Sebaran racun judol memang mengerikan. Alih-alih berkurang, praktik judi yang dilakukan melalui platform digital itu semakin hari justru semakin meracuni masyarakat. Apa yang terjadi di Kulon Progo itu membuktikan bahwa penetrasi judol mampu menyasar ke segala arah. Dari masyarakat kecil hingga kaum elite terjangkit. Hampir semua kelas usia, dari anak-anak sampai lanjut usia pun ikut terpapar judol.
Yang paling memprihatinkan tentu saja sebarannya ke anak dan remaja. Data Kementerian Komunikasi dan Digital (Komdigi) pada November 2024 lalu menyebutkan sebanyak 200 ribu anak usia di bawah 19 tahun telah terpapar judol. Lebih mengenaskan lagi, dari jumlah tersebut, 80 ribu di antaranya adalah anak di bawah usia 10 tahun.
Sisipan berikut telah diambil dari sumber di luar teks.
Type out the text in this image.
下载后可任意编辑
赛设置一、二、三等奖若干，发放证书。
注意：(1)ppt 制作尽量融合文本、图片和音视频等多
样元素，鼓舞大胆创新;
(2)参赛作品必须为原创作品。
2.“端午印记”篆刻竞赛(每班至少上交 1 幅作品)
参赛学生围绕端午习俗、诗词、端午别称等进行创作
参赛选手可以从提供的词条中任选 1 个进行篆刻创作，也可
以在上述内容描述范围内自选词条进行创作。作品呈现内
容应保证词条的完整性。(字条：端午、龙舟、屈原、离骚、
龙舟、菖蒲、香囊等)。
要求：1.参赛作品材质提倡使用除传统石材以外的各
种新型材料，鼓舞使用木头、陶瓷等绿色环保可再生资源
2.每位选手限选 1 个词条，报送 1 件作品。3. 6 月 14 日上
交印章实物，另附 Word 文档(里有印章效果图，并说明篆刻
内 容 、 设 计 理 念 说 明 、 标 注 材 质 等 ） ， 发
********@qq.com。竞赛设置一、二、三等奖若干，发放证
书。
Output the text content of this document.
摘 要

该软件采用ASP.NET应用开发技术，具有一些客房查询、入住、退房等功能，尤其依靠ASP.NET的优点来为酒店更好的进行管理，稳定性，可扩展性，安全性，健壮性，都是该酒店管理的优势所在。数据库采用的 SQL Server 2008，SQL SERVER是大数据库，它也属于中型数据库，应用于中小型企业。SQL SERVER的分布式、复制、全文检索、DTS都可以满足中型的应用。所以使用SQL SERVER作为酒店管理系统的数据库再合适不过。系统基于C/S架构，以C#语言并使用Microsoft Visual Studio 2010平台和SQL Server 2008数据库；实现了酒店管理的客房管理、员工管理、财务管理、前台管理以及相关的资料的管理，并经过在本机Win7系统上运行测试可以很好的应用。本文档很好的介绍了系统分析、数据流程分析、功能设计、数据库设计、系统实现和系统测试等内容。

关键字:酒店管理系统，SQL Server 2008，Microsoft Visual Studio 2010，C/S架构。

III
Hasil temuan Pusat Pelaporan Analisis Transaksi Keuangan (PPATK) semakin menguatkan hal itu. Data kuartal I-2025 yang dikumpulkan PPATK menunjukkan jumlah deposit judol yang dilakukan oleh pemain berusia 10-16 tahun sebesar lebih dari Rp2,2 miliar dan usia 17-19 tahun mencapai Rp47,9 miliar. Angka fantastis yang sangat membuat miris.
Betul, pemerintah sudah melakukan sejumlah langkah untuk menghadang laju paparan judol. Akan tetapi, harus diakui, mereka kerap kehilangan fokus dalam menangani penyakit masyarakat ini. Ketika terungkap sebuah kasus yang jadi perhatian publik, penanganannya heboh. Namun, begitu atensi publik berkurang, gerakan mereka juga ikut menyurut. Ramai sebentar di satu momentum, tapi beringsut sepi setelah momentumnya hilang.